Die Reise, auf die Bradley Parkers Debütfilm "Chernobyl Diaries" sechs junge Touristen schickt, hat einen wenig heimeligen Zielpunkt.

Es beginnt mit einem verwackelten Europabilderbuch: Das Kollosseum in Rom, der Tower of London, davor herumalbernd und in die Kamera grüßend vier junge, mittelschichtsuniformierte amerikanische Touristen, zwei junge Männer, zwei junge Frauen. An allen Ecken und Enden des Genrekinos stößt man derzeit auf solche Bilder: das Heimvideo ist drauf und dran, zum neuen ästhetischen Standard zumindest kleinerer Horror- und Thrillerproduktionen zu werden. Man kann sie medientheoretisch interessant finden und als Abbild der unaufhaltsamen Vermehrung hochauflösender Videobilder im gesellschaftlichen Raum eignet ihnen vielleicht sogar ein Moment von Realismus  – filmisch machen die meisten dieser niedrig budgetierten "found-footage"-Produktionen trotzdem keine gute Figur; zu viel scheint auf die Dauer verloren zu gehen, wenn die Kamera ihr Privileg der Unsichtbarkeit aufgibt. Glücklicherweise lässt der von Oren Peli (dem Regisseur von "Paranormal Activity", einem der wenigen wirklich gelungenen "found-footage"-Horrorfilme) produzierte und vom Debütanten Bradley Parker inszenierte "Chernobyl Diaries" – wie zuletzt auch der spanische Zombiefilm "Rec 3" – nach dem Prolog die consumer-video-Ästhetik hinter sich: Der Film scheint regelrecht aus einem Smartphone herauszuspringen, emanzipiert sich von der fingiert subjektiven Perspektive und schreibt seinen Vorspann um zum technisch vermittelten Erinnerungsbild.

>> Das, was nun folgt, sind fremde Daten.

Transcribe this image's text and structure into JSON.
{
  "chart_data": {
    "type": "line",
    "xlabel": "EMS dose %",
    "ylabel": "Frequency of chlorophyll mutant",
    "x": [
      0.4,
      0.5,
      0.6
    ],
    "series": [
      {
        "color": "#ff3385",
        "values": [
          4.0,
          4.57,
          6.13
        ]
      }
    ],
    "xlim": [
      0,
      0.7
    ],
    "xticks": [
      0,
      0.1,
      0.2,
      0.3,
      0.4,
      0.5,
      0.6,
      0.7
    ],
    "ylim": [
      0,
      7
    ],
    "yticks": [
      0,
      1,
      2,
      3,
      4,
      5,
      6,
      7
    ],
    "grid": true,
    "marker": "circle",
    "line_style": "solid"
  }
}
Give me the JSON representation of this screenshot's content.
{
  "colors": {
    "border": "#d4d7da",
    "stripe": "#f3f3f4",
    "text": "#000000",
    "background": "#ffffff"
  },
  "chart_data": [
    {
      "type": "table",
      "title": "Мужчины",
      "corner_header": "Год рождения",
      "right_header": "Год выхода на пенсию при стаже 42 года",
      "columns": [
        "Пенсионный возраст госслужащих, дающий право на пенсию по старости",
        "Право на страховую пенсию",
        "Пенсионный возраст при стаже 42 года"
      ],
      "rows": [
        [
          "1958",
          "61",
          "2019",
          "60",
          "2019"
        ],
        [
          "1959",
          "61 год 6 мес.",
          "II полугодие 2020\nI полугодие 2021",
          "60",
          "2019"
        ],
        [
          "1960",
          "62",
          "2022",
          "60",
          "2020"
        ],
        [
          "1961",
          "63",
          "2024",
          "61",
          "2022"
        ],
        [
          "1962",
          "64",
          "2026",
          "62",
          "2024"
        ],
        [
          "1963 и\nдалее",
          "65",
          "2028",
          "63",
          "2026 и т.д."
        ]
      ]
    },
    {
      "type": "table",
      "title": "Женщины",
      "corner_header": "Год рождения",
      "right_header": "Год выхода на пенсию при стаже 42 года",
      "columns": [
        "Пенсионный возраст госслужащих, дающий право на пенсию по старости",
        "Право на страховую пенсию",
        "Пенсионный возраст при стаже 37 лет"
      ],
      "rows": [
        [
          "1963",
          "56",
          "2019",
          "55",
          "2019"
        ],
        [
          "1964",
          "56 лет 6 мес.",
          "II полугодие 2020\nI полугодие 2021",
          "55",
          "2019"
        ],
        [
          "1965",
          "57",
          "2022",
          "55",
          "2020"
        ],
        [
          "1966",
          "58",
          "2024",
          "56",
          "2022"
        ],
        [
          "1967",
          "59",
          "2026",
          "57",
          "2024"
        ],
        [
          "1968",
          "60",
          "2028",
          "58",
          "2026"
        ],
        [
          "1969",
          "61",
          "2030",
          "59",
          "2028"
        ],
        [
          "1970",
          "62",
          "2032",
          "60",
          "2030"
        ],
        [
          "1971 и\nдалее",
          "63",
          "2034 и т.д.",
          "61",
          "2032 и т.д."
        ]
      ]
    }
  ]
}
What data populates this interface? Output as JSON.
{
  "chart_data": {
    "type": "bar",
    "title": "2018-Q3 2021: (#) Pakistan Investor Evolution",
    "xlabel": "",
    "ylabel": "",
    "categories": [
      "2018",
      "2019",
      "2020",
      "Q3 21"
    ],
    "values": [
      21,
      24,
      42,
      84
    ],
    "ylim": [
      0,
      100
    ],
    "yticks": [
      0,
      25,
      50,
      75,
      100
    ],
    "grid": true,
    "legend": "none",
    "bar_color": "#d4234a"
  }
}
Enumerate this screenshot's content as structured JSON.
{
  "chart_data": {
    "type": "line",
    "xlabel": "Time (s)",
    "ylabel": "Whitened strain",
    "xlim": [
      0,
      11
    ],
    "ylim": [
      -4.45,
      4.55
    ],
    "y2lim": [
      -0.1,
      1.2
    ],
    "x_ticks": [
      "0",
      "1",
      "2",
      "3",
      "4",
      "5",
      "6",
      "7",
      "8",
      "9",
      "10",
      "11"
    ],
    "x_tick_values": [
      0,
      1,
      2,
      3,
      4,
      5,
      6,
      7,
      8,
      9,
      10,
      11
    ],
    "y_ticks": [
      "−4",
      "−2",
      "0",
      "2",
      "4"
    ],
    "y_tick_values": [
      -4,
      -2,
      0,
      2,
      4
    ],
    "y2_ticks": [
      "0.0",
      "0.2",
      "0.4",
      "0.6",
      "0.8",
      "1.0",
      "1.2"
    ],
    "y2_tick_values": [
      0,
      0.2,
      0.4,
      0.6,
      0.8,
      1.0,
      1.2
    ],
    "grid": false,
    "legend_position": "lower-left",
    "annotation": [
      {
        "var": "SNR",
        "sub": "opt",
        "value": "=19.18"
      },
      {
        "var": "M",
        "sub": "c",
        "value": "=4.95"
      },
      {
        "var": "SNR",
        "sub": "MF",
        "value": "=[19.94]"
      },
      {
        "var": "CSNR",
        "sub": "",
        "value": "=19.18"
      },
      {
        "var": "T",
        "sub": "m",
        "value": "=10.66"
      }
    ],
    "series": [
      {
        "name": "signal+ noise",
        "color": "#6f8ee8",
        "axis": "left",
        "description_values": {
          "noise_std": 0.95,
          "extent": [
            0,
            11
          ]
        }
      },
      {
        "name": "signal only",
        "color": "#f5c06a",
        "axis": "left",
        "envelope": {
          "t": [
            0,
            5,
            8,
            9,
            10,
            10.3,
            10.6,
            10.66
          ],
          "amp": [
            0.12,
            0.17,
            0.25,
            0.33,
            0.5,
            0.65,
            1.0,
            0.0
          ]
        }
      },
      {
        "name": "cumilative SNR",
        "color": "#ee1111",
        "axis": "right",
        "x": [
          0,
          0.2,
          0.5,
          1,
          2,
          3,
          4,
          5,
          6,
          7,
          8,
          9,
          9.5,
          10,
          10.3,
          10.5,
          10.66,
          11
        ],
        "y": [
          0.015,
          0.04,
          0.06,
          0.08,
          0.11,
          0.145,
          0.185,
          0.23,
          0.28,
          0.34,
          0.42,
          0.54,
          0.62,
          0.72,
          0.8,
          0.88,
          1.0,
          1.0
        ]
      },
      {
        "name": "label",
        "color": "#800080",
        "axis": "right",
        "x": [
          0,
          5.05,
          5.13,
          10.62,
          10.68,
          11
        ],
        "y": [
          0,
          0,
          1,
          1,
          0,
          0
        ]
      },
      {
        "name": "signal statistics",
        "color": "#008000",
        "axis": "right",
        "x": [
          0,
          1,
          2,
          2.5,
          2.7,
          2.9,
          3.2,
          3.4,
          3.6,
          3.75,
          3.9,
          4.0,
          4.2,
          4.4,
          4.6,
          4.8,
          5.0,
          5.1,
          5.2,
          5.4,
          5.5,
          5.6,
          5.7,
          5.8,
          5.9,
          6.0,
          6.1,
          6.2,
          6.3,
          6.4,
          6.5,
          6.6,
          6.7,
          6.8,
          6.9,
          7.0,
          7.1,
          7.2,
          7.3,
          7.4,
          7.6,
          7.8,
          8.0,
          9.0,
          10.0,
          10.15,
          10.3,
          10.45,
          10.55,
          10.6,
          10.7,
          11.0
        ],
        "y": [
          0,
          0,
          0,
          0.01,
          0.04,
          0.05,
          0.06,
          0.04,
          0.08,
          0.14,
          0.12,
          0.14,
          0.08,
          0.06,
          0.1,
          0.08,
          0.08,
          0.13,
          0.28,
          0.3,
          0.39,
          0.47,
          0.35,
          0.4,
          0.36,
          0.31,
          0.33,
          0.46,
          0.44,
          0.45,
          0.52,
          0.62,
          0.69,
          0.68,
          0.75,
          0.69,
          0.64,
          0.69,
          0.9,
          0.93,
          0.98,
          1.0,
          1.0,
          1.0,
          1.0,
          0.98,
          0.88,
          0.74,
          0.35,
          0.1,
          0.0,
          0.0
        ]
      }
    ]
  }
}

Nun, da der Film seine Freiheit wiedergefunden hat, macht er sich daran, seine Protagonisten mit sanfter Hand ihrem Untergang entgegen zu führen. In seiner Exposition erzählt der Film vielleicht etwas über sich selbst, über sein Selbstverständnis als ein Stück Unterhaltungskino alter Schule: Seine Figuren werden nicht, wie die Jungs in Eli Roths nur auf den ersten Blick sehr ähnlichem "Hostel", von finsteren Bösewichten geködert, sie gehen aus freien Stücken; sie haben eigentlich nicht den geringsten Grund, da zu sein, wo sie sind, sie sind fast so zufällig in der Ukraine gelandet, wie man als Kinogänger im Multiplex an einem Tag Karten für eine Komödie und zwei Wochen später der Abwechslung halber für einen Horrorfilm löst. Wie auch immer, die vier Amerikaner – verwandtschaftlich, romantisch und freundschaftlich untereinander verbunden: die Brüder Paul und Chris, Chris’ longtime girlfriend Natalie und deren beste Freundin Amanda (die Namen der Darsteller sind bislang nicht geläufig; auch für die Zukunft muss man sie sich wohl eher nicht merken) – sind inzwischen jedenfalls weiter nach Osten vorgestoßen. In der Ukraine stolpern sie etwas verloren durch die Gegend und landen schließlich im Büro des voluminösen und muskulösen Extremtourismus-Kleinunternehmers Uri ("I work alone"). Der sammelt noch Michael und Zoe, ein etwas weniger mainstreamiges australisches Pärchen auf Hochzeitsreise, ein und macht sich mit den sechs auf gen Prypiat: eine Siedlung, in der bis zum Reaktorunglück im April 1986 die Belegschaft des Kernkraftwerks Tschernobyl angesiedelt war und die seither komplett leer steht. Oder leer stehen sollte.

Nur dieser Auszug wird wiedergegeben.